Un autre champ exploré par Ampère en chimie concerne la combinaison chimique et, par suite, la structure des molécules des corps. Lavoisier avait formulé le principe suivant lequel dans toute réaction chimique "il y a une égale quantité de matière avant et après l'opération", repris par la postérité sous la forme "rien ne se perd, rien ne se crée, tout se transforme".

A sa suite, d'autres chimistes avaient précisé la manière dont s'opéraient ces combinaisons, en particulier les proportions entre réactifs et produits de réaction (Proust et Dalton).
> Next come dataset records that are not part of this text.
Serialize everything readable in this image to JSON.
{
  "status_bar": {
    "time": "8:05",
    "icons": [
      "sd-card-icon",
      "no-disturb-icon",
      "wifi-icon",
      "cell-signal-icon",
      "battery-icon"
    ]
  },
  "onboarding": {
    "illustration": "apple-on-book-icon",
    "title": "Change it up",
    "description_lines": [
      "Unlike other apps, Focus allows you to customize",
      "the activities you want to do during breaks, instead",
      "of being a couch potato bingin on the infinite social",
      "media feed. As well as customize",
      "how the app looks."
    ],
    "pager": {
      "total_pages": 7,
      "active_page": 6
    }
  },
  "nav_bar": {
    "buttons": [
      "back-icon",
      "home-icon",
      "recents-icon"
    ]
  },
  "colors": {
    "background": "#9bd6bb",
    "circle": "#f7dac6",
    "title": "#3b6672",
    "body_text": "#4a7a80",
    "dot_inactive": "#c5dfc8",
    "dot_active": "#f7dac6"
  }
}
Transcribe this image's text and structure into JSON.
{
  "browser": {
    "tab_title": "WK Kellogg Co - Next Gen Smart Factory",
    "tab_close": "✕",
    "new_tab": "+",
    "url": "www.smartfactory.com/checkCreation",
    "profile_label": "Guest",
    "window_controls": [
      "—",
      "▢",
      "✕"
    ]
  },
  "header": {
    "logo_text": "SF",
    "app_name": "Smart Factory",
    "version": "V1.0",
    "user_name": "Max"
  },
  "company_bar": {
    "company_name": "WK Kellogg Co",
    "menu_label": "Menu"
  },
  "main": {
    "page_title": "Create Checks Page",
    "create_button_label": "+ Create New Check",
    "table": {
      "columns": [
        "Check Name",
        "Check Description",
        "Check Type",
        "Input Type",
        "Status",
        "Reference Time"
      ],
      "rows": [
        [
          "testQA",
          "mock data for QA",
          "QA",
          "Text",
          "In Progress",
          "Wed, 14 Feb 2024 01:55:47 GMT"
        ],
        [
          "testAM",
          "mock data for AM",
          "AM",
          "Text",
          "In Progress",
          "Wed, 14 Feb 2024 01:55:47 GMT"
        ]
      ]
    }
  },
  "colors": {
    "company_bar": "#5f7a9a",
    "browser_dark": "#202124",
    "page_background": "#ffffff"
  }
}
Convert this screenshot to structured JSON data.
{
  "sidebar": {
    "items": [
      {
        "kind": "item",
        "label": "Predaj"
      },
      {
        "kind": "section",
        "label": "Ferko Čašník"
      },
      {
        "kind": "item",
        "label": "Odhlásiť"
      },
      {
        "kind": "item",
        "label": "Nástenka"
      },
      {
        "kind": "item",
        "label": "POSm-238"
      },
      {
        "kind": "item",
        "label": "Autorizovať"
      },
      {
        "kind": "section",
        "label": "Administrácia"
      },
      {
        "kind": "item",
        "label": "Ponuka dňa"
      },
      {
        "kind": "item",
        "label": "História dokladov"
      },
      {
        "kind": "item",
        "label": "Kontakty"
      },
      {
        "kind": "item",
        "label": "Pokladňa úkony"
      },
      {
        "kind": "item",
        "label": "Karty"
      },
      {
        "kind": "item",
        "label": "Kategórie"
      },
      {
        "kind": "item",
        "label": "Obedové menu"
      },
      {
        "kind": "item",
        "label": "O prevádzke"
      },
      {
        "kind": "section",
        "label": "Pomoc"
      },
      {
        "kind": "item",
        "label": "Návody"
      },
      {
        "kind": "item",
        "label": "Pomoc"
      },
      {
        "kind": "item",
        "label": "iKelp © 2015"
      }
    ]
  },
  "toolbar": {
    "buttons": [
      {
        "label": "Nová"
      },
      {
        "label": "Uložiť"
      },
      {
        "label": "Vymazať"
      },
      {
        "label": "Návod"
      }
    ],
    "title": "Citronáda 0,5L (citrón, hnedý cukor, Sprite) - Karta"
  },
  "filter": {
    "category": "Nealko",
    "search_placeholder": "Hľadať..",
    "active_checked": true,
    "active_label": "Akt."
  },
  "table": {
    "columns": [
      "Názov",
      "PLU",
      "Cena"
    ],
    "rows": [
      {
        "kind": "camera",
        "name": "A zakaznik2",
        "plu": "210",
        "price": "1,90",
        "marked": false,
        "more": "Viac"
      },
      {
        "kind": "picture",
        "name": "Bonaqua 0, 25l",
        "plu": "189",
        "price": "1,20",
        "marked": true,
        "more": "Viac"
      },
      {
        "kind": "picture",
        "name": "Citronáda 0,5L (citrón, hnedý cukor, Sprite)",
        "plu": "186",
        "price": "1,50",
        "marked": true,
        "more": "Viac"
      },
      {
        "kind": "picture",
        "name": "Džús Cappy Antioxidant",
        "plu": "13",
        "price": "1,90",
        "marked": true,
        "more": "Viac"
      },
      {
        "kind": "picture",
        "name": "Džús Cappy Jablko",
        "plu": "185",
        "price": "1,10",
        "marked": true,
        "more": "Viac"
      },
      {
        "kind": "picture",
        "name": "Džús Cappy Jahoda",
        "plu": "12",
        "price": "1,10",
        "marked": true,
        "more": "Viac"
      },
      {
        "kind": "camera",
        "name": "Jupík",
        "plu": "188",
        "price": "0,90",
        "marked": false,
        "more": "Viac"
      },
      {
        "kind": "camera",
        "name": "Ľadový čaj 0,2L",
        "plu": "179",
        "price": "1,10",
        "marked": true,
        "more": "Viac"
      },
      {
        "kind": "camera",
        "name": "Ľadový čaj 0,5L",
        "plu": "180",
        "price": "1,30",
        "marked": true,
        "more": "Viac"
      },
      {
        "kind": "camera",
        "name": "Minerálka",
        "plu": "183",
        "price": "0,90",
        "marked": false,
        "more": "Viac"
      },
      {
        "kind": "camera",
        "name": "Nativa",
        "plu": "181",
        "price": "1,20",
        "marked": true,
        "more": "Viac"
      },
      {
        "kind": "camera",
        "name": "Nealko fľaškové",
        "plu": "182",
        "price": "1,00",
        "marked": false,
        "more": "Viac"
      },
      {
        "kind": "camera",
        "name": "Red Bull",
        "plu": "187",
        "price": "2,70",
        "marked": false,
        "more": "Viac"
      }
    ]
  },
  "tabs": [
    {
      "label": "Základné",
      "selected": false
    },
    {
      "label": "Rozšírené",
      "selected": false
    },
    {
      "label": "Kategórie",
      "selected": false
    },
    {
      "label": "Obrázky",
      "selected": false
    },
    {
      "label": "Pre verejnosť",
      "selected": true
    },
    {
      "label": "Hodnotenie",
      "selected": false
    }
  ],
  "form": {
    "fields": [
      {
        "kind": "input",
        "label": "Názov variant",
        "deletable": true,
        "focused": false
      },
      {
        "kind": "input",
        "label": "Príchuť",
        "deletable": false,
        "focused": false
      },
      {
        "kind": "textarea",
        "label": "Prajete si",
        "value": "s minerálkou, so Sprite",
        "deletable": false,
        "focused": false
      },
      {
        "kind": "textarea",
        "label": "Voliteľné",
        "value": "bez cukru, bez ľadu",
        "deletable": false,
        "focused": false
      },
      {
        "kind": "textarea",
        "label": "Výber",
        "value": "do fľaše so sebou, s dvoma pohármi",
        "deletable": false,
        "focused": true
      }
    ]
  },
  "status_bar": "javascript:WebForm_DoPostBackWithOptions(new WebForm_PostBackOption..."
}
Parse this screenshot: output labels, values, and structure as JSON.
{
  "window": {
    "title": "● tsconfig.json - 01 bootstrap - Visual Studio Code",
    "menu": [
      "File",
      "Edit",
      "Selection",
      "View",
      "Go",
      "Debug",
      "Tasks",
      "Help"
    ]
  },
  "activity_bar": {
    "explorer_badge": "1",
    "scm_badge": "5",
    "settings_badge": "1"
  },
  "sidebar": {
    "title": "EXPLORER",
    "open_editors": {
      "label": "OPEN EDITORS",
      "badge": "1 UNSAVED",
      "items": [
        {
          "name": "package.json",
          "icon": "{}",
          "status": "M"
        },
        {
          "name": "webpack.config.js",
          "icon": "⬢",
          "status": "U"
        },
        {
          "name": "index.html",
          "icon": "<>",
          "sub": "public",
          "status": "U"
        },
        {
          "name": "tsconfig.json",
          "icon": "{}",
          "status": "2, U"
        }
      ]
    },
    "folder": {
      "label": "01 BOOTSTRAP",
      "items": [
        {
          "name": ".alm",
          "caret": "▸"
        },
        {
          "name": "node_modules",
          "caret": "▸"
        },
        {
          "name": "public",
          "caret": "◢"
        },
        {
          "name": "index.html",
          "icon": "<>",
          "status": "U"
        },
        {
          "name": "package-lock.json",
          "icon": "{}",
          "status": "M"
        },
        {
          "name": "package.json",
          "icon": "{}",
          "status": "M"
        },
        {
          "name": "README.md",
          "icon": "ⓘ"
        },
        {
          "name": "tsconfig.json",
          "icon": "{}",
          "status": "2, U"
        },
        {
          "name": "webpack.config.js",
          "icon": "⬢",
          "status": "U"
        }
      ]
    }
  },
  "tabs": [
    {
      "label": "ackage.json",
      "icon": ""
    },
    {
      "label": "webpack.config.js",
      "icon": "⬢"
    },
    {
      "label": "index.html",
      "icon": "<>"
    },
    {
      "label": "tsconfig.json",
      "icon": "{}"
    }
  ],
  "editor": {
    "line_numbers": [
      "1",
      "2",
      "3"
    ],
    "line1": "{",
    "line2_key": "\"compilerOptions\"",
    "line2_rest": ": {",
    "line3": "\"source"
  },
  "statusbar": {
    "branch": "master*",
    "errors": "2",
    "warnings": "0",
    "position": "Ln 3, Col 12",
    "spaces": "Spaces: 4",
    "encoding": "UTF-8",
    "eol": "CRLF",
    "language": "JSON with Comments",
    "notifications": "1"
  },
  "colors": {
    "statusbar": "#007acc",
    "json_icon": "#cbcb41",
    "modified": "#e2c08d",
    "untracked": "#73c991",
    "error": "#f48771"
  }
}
Ampère est le premier à énoncer l'idée que la transformation provoquée par la réaction chimique ne consiste pas seulement en une dissociation des molécules, suivie d'une recombinaison de leurs composants pour former de nouveaux corps, mais en une réorganisation complète de la structure même des molécules, qu'il appelle particules. Il pense que les particules sont formées de molécules-points (lui-même changera par la suite ces termes : les particules deviendront les molécules et les molécules-points deviendront les atomes, ce qui correspond au vocabulaire actuel). S'appuyant sur les études récentes de René-Just Haüy (1743-1822) sur la matière cristalline, Ampère imagine pour les molécules des structures géométriques élémentaires : cube, tétraèdre, dodécaèdre, et autres polyèdres réguliers. Dans une réaction chimique, expose-t-il, deux formes simples se combinent en une forme complexe unique. Par exemple, un cube (8 sommets) et un octaèdre (6 sommets) donnent un dodécaèdre rhombique (14 sommets) et non "un-cube-et-un-octaèdre-collés-ensemble".

Ces travaux expliquent la présence dans le fonds de nombreux manuscrits comportant des dessins de ces figures géométriques ; on reconnaît sur celui de droite des références en abréviations à l'azote, l'oxygène ou l'hydrogène (et la même feuille a visiblement servi à noter les étapes d'une tournée d'inspection...).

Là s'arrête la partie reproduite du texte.